La protéine E1 du VPH contient un NLS ainsi qu’un NES (Fig. 1.14). D’abord identifiée chez la protéine du VPB, le NLS classique de type bipartite, retrouvée dans la région N-terminale de la protéine E1, a ensuite été caractérisé par mutagenèse chez la protéine du VPH 11 (Leng and Wilson, 1994; Lentz et al., 1993; Yu et al., 2007a). La première partie du NLS est hautement conservée à travers les divers PV, tandis que la seconde est plus variable (Annexe 1). Ainsi, la substitution de deux ou des trois acides aminés composant la première partie du NLS en alanine ou en glycine (K86, R87 et K88) est suffisante pour réduire de plus de 98% l’import de la protéine au noyau (Chapitre 3 et (Yu et al., 2007a)). Bien que la seconde partie du NLS soit moins conservée à travers les PV (K119-R122), celle-ci comporte toujours de 2 à 3 résidus basiques (lysine ou arginine) et la substitution de ceux-ci en alanine est également suffisante pour inhiber l’import de E1 au noyau (Fig. 1.14) (Yu et al., 2007a). Aucune interaction entre la protéine E1 des VPH et des importines cellulaires n’a été rapportée. Cependant, une étude suggère que la protéine E1 du VPB interagit avec les importines α3, α4 et α5 à travers son NLS. Cette étude suggère également que cette interaction serait réduite via la phosphorylation d’acides aminés juxtaposant le NLS et qui ne sont pas conservés chez les VPH (T102 et S109) (Bian et al., 2006). En accord avec le fait que l’accumulation nucléaire de E1 est nécessaire à la réplication de l’ADN viral, la mutation de la S109 en alanine augmente les niveau de réplication de l’ADN du VPB in vivo (Zanardi et al., 1997). Plusieurs kinases sont capables de phosphoryler ces résidus in vitro (PKC, PKA, Cdk1 et Cdk2) (Cueille et al., 1998; Lentz et al., 1993; Zanardi et al., 1997). Ainsi, l’identité de la kinase responsable de la modulation de l’import de la protéine E1 du VPB in vivo reste à être définie.

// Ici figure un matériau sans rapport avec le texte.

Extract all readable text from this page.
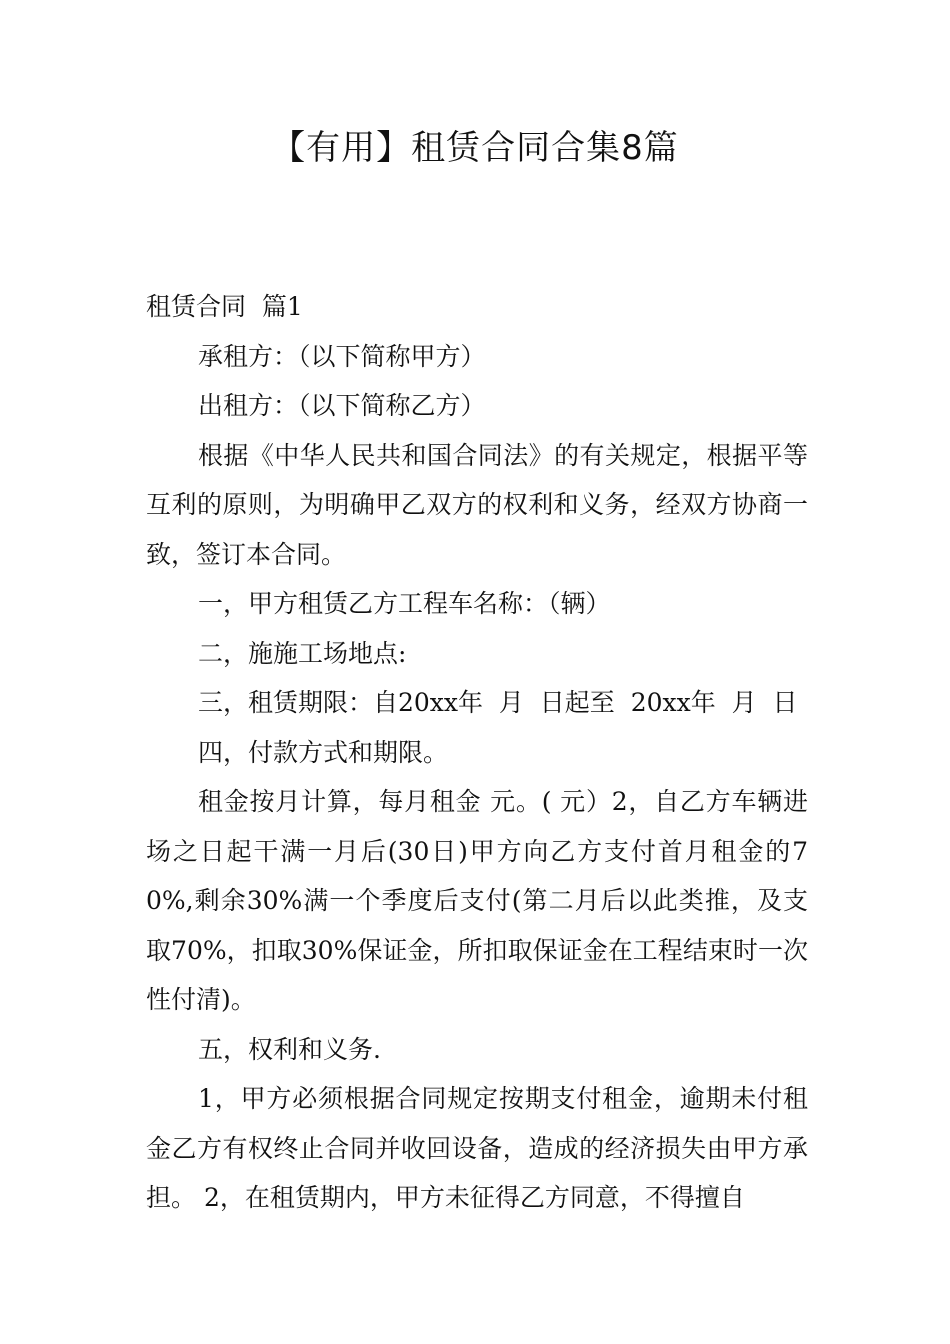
【有用】租赁合同合集8篇

租赁合同  篇1

承租方：（以下简称甲方）

出租方：（以下简称乙方）

根据《中华人民共和国合同法》的有关规定，根据平等互利的原则，为明确甲乙双方的权利和义务，经双方协商一致，签订本合同。

一，甲方租赁乙方工程车名称：（辆）

二，施施工场地点:

三，租赁期限：自20xx年  月  日起至  20xx年  月  日

四，付款方式和期限。

租金按月计算，每月租金 元。( 元）2，自乙方车辆进场之日起干满一月后(30日)甲方向乙方支付首月租金的70%,剩余30%满一个季度后支付(第二月后以此类推，及支取70%，扣取30%保证金，所扣取保证金在工程结束时一次性付清)。

五，权利和义务.

1，甲方必须根据合同规定按期支付租金，逾期未付租金乙方有权终止合同并收回设备，造成的经济损失由甲方承担。 2，在租赁期内，甲方未征得乙方同意，不得擅自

Contrairement au NLS, le NES retrouvée dans la région N-terminale des VPH diffère grandement des NES qui ont été identifiés chez la protéine du VPB (Rosas-Acosta and Wilson, 2008). Chez le VPH, le NES est localisé entre les acides aminés 105 et 114 de E1 (Fig. 1.14). L’inhibition de l’export nucléaire de E1 via la substitution en alanine de deux acides aminés de la séquence consensus du NES reconnue par Crm1 (leucine 109 et de l’isoleucine 112 ) ou via l’utilisation de leptomycine B suggère que la protéine est

exportée au cytoplasme via l’exportine Crm1 (Chapitre 3 et (Deng et al., 2004)). Chez les VPB, trois NES ont été identifiées et aucun ne concorde avec celui retrouvé chez les VPH (Rosas-Acosta and Wilson, 2008).

Figure 1.14. Séquence modulant la localisation nucléaire des VPH à haut et à bas risque oncogénique.

Séquences d’une portion de la région N-terminale de divers VPH dans lesquelles la localisation du NLS bipartite, du NES et du CBM est identifiée. En plus de ces séquences, les sites consensus reconnus par la cycline E-A/Cdk2 sont identifiés (noire).

Bien que l’accumulation nucléaire de E1 induite par son NLS soit essentielle à la réplication virale, la mutation du NES n’induit pas de défaut de réplication de l’ADN en tant que tel (Deng et al., 2004). Les études présentées dans cette thèse ont permis de confirmer que l’export nucléaire de E1 n’est pas essentiel à la réplication de l’ADN viral. Celles-ci révèlent cependant que l’export nucléaire est essentiel au maintien de l’épisome viral dans les kératinocytes. En fait, nous avons démontré que l’accumulation nucléaire de E1 induits des effets anti-prolifératifs, qui sont annihilés par l’export de E1 au cytoplasme. Ces résultats sont présentés et discutés aux chapitres 3 et 4.